When the Friendship landed in London, the plane’s pilot and navigator were ignored by the crowds. Although Earhart had been merely a passenger or, as she put it, “a sack of potatoes,” she received all the accolades. She capitalized on the experience by writing a book and going on to become a public face for the new field of aviation.
But Earhart was determined to earn her adulation and prove—to men and women—that women could accomplish what men could. The more aviation feats performed by women, she wrote, “the more forcefully it is demonstrated that they can and do fly.” Four years after the flight of the Friendship, she flew solo across the Atlantic, becoming only the second person to do so.
Earhart landed near Derry, Northern Ireland, where her arrival left a mark that was felt beyond aviation, according to the city’s Amelia Earhart Legacy Association. “Women didn’t drive then, but Amelia arrived in a plane,” explained Nicole McElhinney, a group member who spoke at last summer’s Amelia Earhart Festival. “Women didn’t wear trousers, yet she was wearing a flying suit.” (Indeed, the farmers who first encountered her thought she was a boy.) Instead, at a time when women’s suffrage was still new, she demonstrated what women could do.

“She wanted equal marriages and she wanted equal opportunity in all occupations and she wanted equal pay for equal work,” says Amy Kleppner, who accepted an award at the festival on behalf of her mother Muriel, Earhart’s younger sister.

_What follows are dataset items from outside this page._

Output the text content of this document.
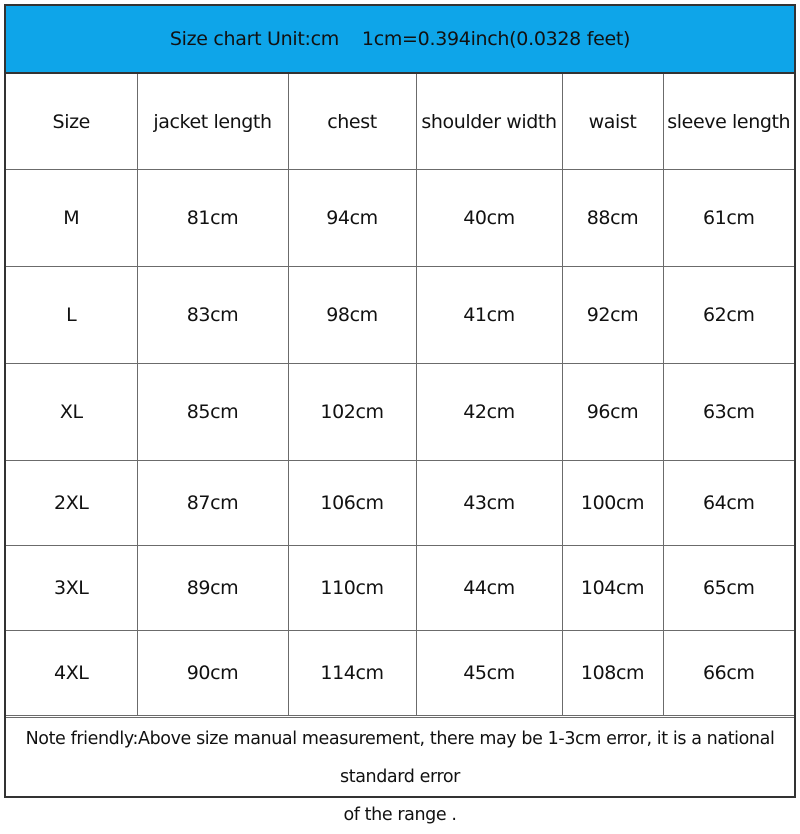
Size chart Unit:cm    1cm=0.394inch(0.0328 feet)
Size	jacket length	chest	shoulder width	waist	sleeve length
M	81cm	94cm	40cm	88cm	61cm
L	83cm	98cm	41cm	92cm	62cm
XL	85cm	102cm	42cm	96cm	63cm
2XL	87cm	106cm	43cm	100cm	64cm
3XL	89cm	110cm	44cm	104cm	65cm
4XL	90cm	114cm	45cm	108cm	66cm
Note friendly:Above size manual measurement, there may be 1-3cm error, it is a national standard error
of the range .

That may be why she seems so modern. She was a pioneer—in the fight for women’s equality, in the world-changing development of aviation, and in crafting a public image during a new era of celebrity culture. And she did it all with an aw-shucks modesty that suggested that anyone could accomplish what she did, as long as they were doing it for “the fun of it.” (Follow how Earhart navigated both the skies and society in this book excerpt.)

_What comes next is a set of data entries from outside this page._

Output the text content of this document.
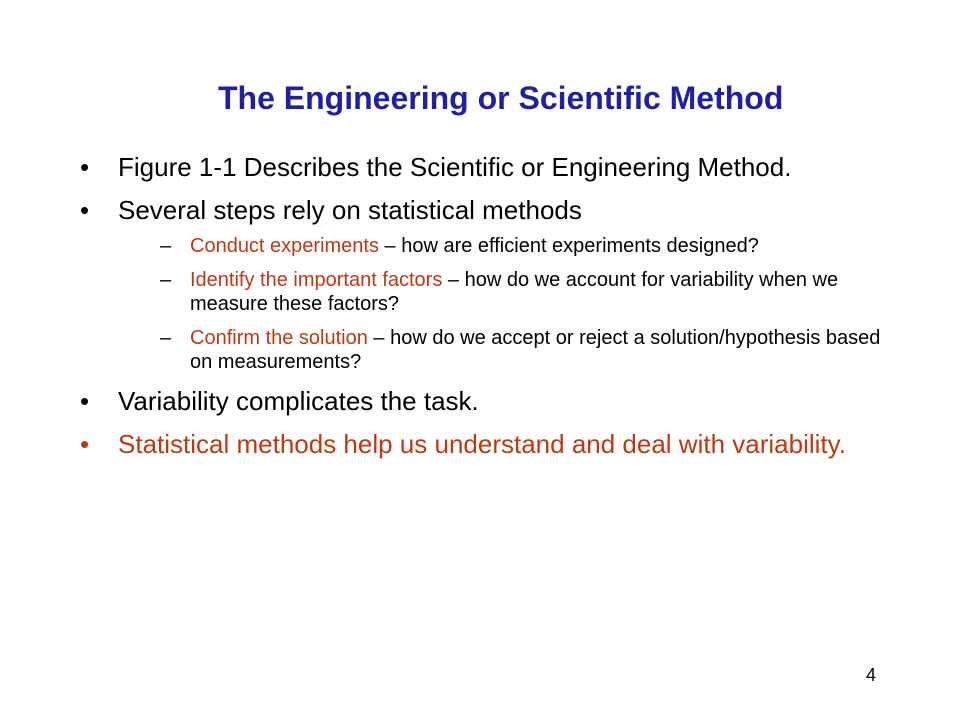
The Engineering or Scientific Method
•	Figure 1-1 Describes the Scientific or Engineering Method.
•	Several steps rely on statistical methods
– Conduct experiments – how are efficient experiments designed?
– Identify the important factors – how do we account for variability when we measure these factors?
– Confirm the solution – how do we accept or reject a solution/hypothesis based on measurements?
•	Variability complicates the task.
•	Statistical methods help us understand and deal with variability.
4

“She embodied many good values for people in general and Americans in particular,” says Mandel.
But perhaps the reason Amelia Earhart is still with us as an icon is that she vanished without a trace just short of a historic achievement. “She doesn’t die of old age, she doesn’t die of disease, she doesn’t die in front of our eyes even in an explosion,” says Boisseau. “She dies in the way most conducive to legend building—out of sight and somewhat mysteriously.”
On July 2, 1937, Earhart and navigator Fred Noonan disappeared while attempting to become the first aviators to circumnavigate the globe at the equator. They were aiming for Howland Island, a speck in the Pacific, and couldn’t find it. They only had two more legs of their record-breaking journey to go.

Generations have puzzled over what really happened to her. Did she crash the plane and sink to the bottom of the ocean? Did she land on a deserted island and die a castaway? Was she captured by the Japanese? They’ve searched underwater and on deserted islands, in colonial archives and the New Jersey suburbs, and even in the basement of her childhood home for clues to the fate of the missing aviator—so far without any definitive answers.
“The mystery is part of why, anytime you talk about important women, she’s always in the conversation,” says Jacque Pregont, who coordinates the festival in Atchison. “I hope they never find her.”